A conversation with John Kaag and Jennifer Ratner-Rosenhagen on Nietzsche, philosophy, and life.
The news about Nietzsche, as you may have heard, is that the nastiest old name in German philosophy doesn’t scare us anymore. His most famous shout, that “God is dead,” reads now like showmanship from a minister’s kid. God, in any event, had the last word at Nietzsche’s madhouse death in the year 1900. Nietzsche had lived in Bismarck’s Germany, when Hitler was unimaginable. Even then he’d been an anti-nationalist, an enemy of anti-Semitism. Nietzsche had the aphoristic wit of Oscar Wilde, but said his soul-mate among thinkers was the self-reliant American sage Ralph Waldo Emerson.

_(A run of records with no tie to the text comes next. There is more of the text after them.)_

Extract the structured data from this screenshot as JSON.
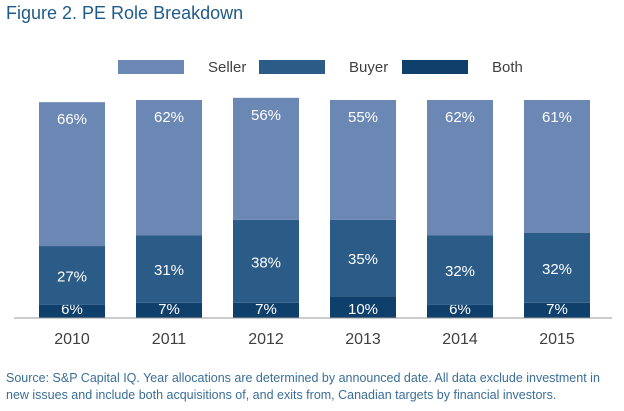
{
  "title": "Figure 2.  PE Role Breakdown",
  "colors": {
    "seller": "#6b88b4",
    "buyer": "#2b5c87",
    "both": "#0f3f6b",
    "label": "#ffffff",
    "axis_text": "#404040"
  },
  "chart_data": {
    "type": "bar",
    "stacked": true,
    "percent": true,
    "title": "Figure 2.  PE Role Breakdown",
    "xlabel": "",
    "ylabel": "",
    "ylim": [
      0,
      100
    ],
    "grid": false,
    "legend_position": "top",
    "categories": [
      "2010",
      "2011",
      "2012",
      "2013",
      "2014",
      "2015"
    ],
    "series": [
      {
        "name": "Both",
        "color": "#0f3f6b",
        "values": [
          6,
          7,
          7,
          10,
          6,
          7
        ],
        "labels": [
          "6%",
          "7%",
          "7%",
          "10%",
          "6%",
          "7%"
        ]
      },
      {
        "name": "Buyer",
        "color": "#2b5c87",
        "values": [
          27,
          31,
          38,
          35,
          32,
          32
        ],
        "labels": [
          "27%",
          "31%",
          "38%",
          "35%",
          "32%",
          "32%"
        ]
      },
      {
        "name": "Seller",
        "color": "#6b88b4",
        "values": [
          66,
          62,
          56,
          55,
          62,
          61
        ],
        "labels": [
          "66%",
          "62%",
          "56%",
          "55%",
          "62%",
          "61%"
        ]
      }
    ]
  },
  "legend": [
    {
      "label": "Seller",
      "color": "#6b88b4"
    },
    {
      "label": "Buyer",
      "color": "#2b5c87"
    },
    {
      "label": "Both",
      "color": "#0f3f6b"
    }
  ],
  "source": "Source: S&P Capital IQ. Year allocations are determined by announced date. All data exclude investment in new issues and include both acquisitions of, and exits from, Canadian targets by financial investors."
}
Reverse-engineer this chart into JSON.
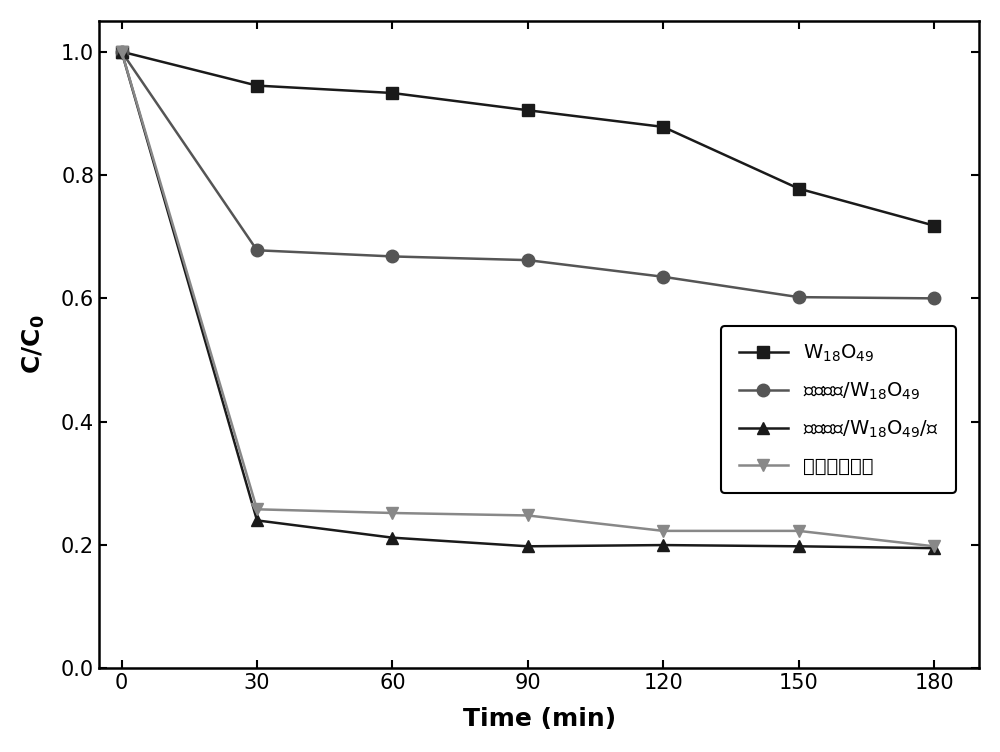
{
  "time": [
    0,
    30,
    60,
    90,
    120,
    150,
    180
  ],
  "W18O49_values": [
    1.0,
    0.945,
    0.933,
    0.905,
    0.878,
    0.778,
    0.718
  ],
  "CQD_W18O49_values": [
    1.0,
    0.678,
    0.668,
    0.662,
    0.635,
    0.602,
    0.6
  ],
  "CQD_W18O49_C_values": [
    1.0,
    0.24,
    0.212,
    0.198,
    0.2,
    0.198,
    0.195
  ],
  "porous_carbon_values": [
    1.0,
    0.258,
    0.252,
    0.248,
    0.223,
    0.223,
    0.198
  ],
  "color_dark": "#1a1a1a",
  "color_mid": "#555555",
  "color_light": "#888888",
  "xlabel": "Time (min)",
  "ylabel": "C/C",
  "xlim": [
    -5,
    190
  ],
  "ylim": [
    0.0,
    1.05
  ],
  "xticks": [
    0,
    30,
    60,
    90,
    120,
    150,
    180
  ],
  "yticks": [
    0.0,
    0.2,
    0.4,
    0.6,
    0.8,
    1.0
  ],
  "background_color": "#ffffff",
  "figure_width": 10.0,
  "figure_height": 7.52,
  "markersize": 9,
  "linewidth": 1.8
}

We are back to college this hour with the late lunatic, ever the scariest iconoclast on campus, the now detoxified German philosopher with the bird’s-nest mustache, Friedrich Nietzsche. Among thinkers he was an incomparable phrase-maker, who declared the death of God, the eternal return and the Will to Power. The job in life, he thought, was to add style to one’s character, and he did it: the trick was “to say in ten sentences what everyone else says in a book—what everyone else does not say in a book,” and he mastered it. We feel several impulses here: One, to hear what draws college students to philosophy in the anxious atmosphere of 2019; Two, we wanted to hike through the Alps with Nietzsche alongside John Kaag, the American philosopher who took us through our own Emerson and Thoreau trails not so long ago. And Three, we were drawn by the fresh attention to Friedrich Nietzsche, who used to seem too cool for school, too funny, reckless, outrageous for polite company.